Alcune delle quattordici massime contenute nel libro catturano particolarmente la nostra attenzione. La massima n.1 definisce cosa si intende per onore (pag. 33): «L’onore è l’opinione che gli altri hanno di noi, cioè l’opinione generale di coloro che sanno di noi, più precisamente è l’opinione generale che coloro che ci conoscono hanno del nostro valore sotto un qualche aspetto che va preso in seria considerazione, e che determina i diversi generi dell’onore. In questo senso si può definire l’onore come il rappresentante del nostro valore nei pensieri altrui».
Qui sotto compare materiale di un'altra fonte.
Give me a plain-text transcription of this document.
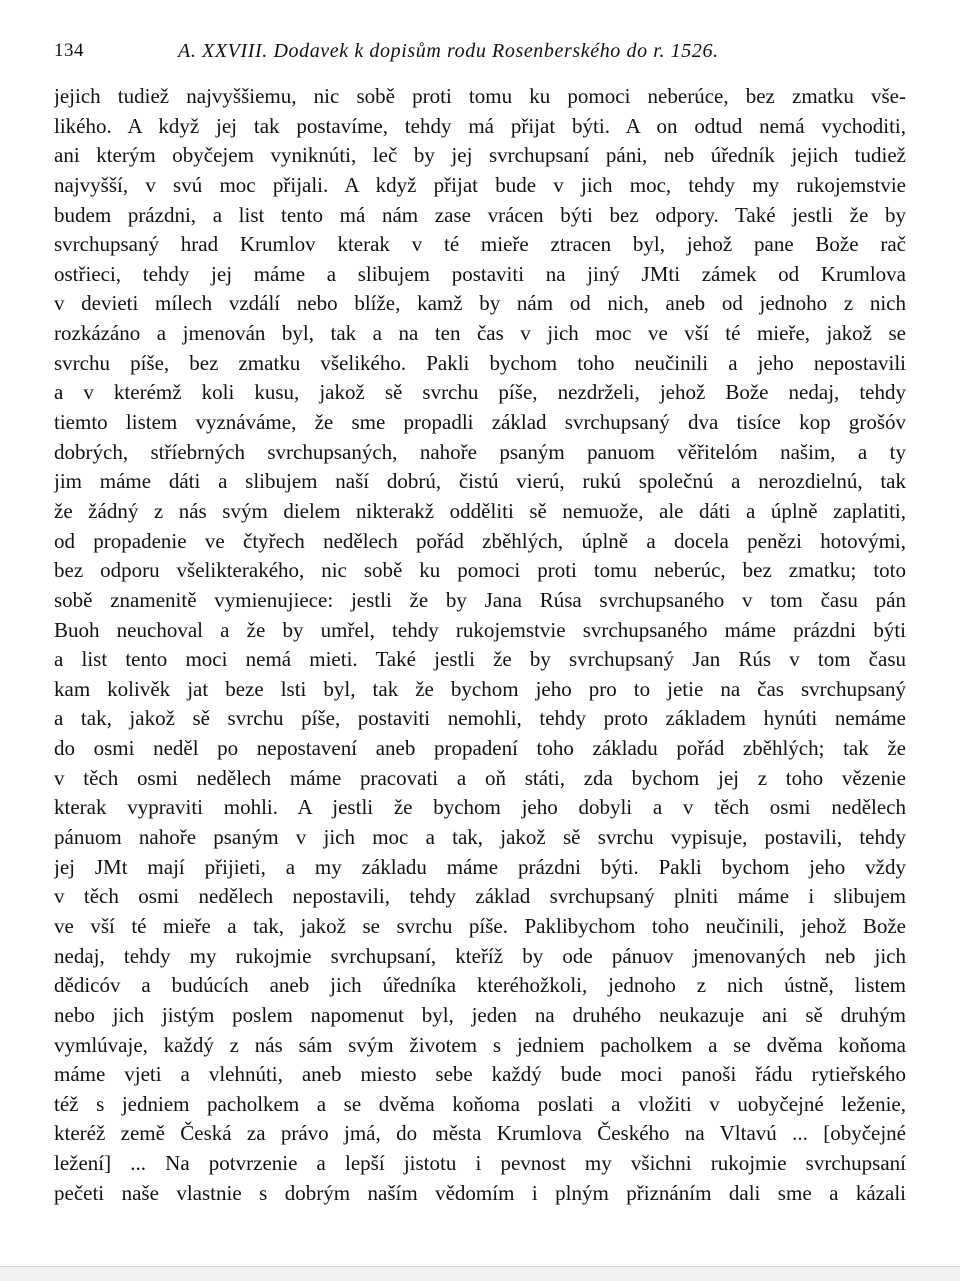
134	A. XXVIII. Dodavek k dopisům rodu Rosenberského do r. 1526.
jejich tudiež najvyššiemu, nic sobě proti tomu ku pomoci neberúce, bez zmatku vše-
likého. A když jej tak postavíme, tehdy má přijat býti. A on odtud nemá vychoditi,
ani kterým obyčejem vyniknúti, leč by jej svrchupsaní páni, neb úředník jejich tudiež
najvyšší, v svú moc přijali. A když přijat bude v jich moc, tehdy my rukojemstvie
budem prázdni, a list tento má nám zase vrácen býti bez odpory. Také jestli že by
svrchupsaný hrad Krumlov kterak v té mieře ztracen byl, jehož pane Bože rač
ostřieci, tehdy jej máme a slibujem postaviti na jiný JMti zámek od Krumlova
v devieti mílech vzdálí nebo blíže, kamž by nám od nich, aneb od jednoho z nich
rozkázáno a jmenován byl, tak a na ten čas v jich moc ve vší té mieře, jakož se
svrchu píše, bez zmatku všelikého. Pakli bychom toho neučinili a jeho nepostavili
a v kterémž koli kusu, jakož sě svrchu píše, nezdrželi, jehož Bože nedaj, tehdy
tiemto listem vyznáváme, že sme propadli základ svrchupsaný dva tisíce kop grošóv
dobrých, stříebrných svrchupsaných, nahoře psaným panuom věřitelóm našim, a ty
jim máme dáti a slibujem naší dobrú, čistú vierú, rukú společnú a nerozdielnú, tak
že žádný z nás svým dielem nikterakž odděliti sě nemuože, ale dáti a úplně zaplatiti,
od propadenie ve čtyřech nedělech pořád zběhlých, úplně a docela penězi hotovými,
bez odporu všelikterakého, nic sobě ku pomoci proti tomu neberúc, bez zmatku; toto
sobě znamenitě vymienujiece: jestli že by Jana Rúsa svrchupsaného v tom času pán
Buoh neuchoval a že by umřel, tehdy rukojemstvie svrchupsaného máme prázdni býti
a list tento moci nemá mieti. Také jestli že by svrchupsaný Jan Rús v tom času
kam kolivěk jat beze lsti byl, tak že bychom jeho pro to jetie na čas svrchupsaný
a tak, jakož sě svrchu píše, postaviti nemohli, tehdy proto základem hynúti nemáme
do osmi neděl po nepostavení aneb propadení toho základu pořád zběhlých; tak že
v těch osmi nedělech máme pracovati a oň státi, zda bychom jej z toho vězenie
kterak vypraviti mohli. A jestli že bychom jeho dobyli a v těch osmi nedělech
pánuom nahoře psaným v jich moc a tak, jakož sě svrchu vypisuje, postavili, tehdy
jej JMt mají přijieti, a my základu máme prázdni býti. Pakli bychom jeho vždy
v těch osmi nedělech nepostavili, tehdy základ svrchupsaný plniti máme i slibujem
ve vší té mieře a tak, jakož se svrchu píše. Paklibychom toho neučinili, jehož Bože
nedaj, tehdy my rukojmie svrchupsaní, kteříž by ode pánuov jmenovaných neb jich
dědicóv a budúcích aneb jich úředníka kteréhožkoli, jednoho z nich ústně, listem
nebo jich jistým poslem napomenut byl, jeden na druhého neukazuje ani sě druhým
vymlúvaje, každý z nás sám svým životem s jedniem pacholkem a se dvěma koňoma
máme vjeti a vlehnúti, aneb miesto sebe každý bude moci panoši řádu rytieřského
též s jedniem pacholkem a se dvěma koňoma poslati a vložiti v uobyčejné leženie,
kteréž země Česká za právo jmá, do města Krumlova Českého na Vltavú ... [obyčejné
ležení] ... Na potvrzenie a lepší jistotu i pevnost my všichni rukojmie svrchupsaní
pečeti naše vlastnie s dobrým naším vědomím i plným přiznáním dali sme a kázali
Riportiamo alcuni passaggi della massima n. 3: «A prima vista ciò che determina l’opinione generale che gli altri hanno di noi, cioè l’onore, non è la nostra vera natura, ma quella apparente; è la vera solo nella misura in cui quella apparente coincide con essa. L’onore e il valore che esso rappresenta sono quindi due cose diverse: uno può perdere il proprio onore senza aver perduto il proprio valore, e viceversa…»
Qualche riga più avanti leggiamo: «… a chiunque piace avere un’opinione su ogni cosa, senza però che si abbia la voglia di impegnarsi in un’indagine approfondita. All’onore e alla fama può essere applicata la massima di Gracián: L” (le cose non si considerano per quel che sono, ma per quello che appaiono, Baltasar Gracián, Oráculo manual y arte de prudencia, par.99) ….»
È molto interessante leggere cosa Schopenhauer afferma a proposito dell’onore pubblico (massima n.8, lettera b): «L’onore pubblico è l’opinione generale degli altri secondo la quale colui che ricopre una carica pubblica possiede davvero tutte le qualità a ciò necessarie, e in tutte le circostanze soddisfa puntualmente le incombenze del suo ufficio.
Quanto più vasta e importante è la sfera d’influenza di un uomo nello Stato – cioè quanto più elevata e influente è la posizione che occupa – tanto più alta dev’essere l’opinione sulle capacità intellettuali e sulle qualità morali che lo rendono idoneo a essa…».
Più avanti, alla fine di pag. 47, ci soffermiamo a riflettere sulla seguente affermazione: «…In breve, è l’onore di tutti coloro che si sono assunti pubblicamente un impegno. Rientra in questo caso, perciò, anche il vero onore militare: esso esige che chi si è impegnato alla difesa della patria comune possegga realmente le qualità necessarie a tale scopo, quindi principalmente coraggio, ardimento e forza, e sia pronto davvero, anche a costo della vita, a difendere la patria e soprattutto quella bandiera che una volta ha giurato di non abbandonare per nulla al mondo.»
Sia che lo si tenga in considerazione o che non gli si dia importanza, l’onore è un sentimento che sembra appartenere all’intera umanità, da sempre.
Perfino un vecchio detto popolare (trentino) qui di seguito riportato accenna all’onore, ritenendolo un valore, considerandolo un bene fondamentale: «Oh Signore, la vita e l’onore, un bell’uomo a questo mondo, un paradiso a quell’altro, Signore Iddio non Vi domando altro».
Una sorta di preghiera che nella sua infantile semplicità pare possa racchiudere il segreto, forse, della felicità (almeno quella delle nonne o bisnonne…).